Pseudemodesa

Scientific classification
- Domain: Eukaryota
- Kingdom: Animalia
- Phylum: Arthropoda
- Class: Insecta
- Order: Lepidoptera
- Family: Drepanidae
- Subfamily: Drepaninae
- Genus: Pseudemodesa Warren, 1899
- Species: P. plenicornis
- Binomial name: Pseudemodesa plenicornis Warren, 1899
- Synonyms: Pseudemodesa fuscidisca Warren, 1901;

= Pseudemodesa =

- Authority: Warren, 1899
- Synonyms: Pseudemodesa fuscidisca Warren, 1901
- Parent authority: Warren, 1899

Monotypic moth genus in family Drepanidae

Pseudemodesa plenicornis is a moth in the family Drepanidae and the only species in the genus Pseudemodesa. It was described by Warren in 1899. It is found on the Louisiade Archipelago.
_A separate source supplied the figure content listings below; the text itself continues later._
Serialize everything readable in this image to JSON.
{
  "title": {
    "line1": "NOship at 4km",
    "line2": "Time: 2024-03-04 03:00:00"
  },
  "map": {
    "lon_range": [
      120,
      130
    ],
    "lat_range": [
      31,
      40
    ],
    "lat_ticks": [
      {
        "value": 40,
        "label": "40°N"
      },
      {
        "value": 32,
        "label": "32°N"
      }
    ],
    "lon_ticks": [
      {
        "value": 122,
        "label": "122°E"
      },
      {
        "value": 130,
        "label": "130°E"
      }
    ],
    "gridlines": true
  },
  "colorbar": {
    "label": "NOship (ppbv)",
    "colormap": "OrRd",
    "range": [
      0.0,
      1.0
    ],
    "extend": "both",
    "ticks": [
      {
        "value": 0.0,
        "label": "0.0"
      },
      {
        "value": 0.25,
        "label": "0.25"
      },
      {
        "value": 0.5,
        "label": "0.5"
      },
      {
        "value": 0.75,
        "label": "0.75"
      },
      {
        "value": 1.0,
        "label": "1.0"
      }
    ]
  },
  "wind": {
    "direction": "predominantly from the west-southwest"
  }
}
The wingspan is about 21 mm. The forewings are silky white, with ochreous fuscous lines. The antemedian and postmedian lines are wavy and denticulated and there is a fuscous mark on the discocellular between them, traversed by an undefined dark line. There is a double submarginal row of ochreous lunules and the costa is slightly dusted with fuscous. The hindwings are like the forewings, but the discocellular is not marked.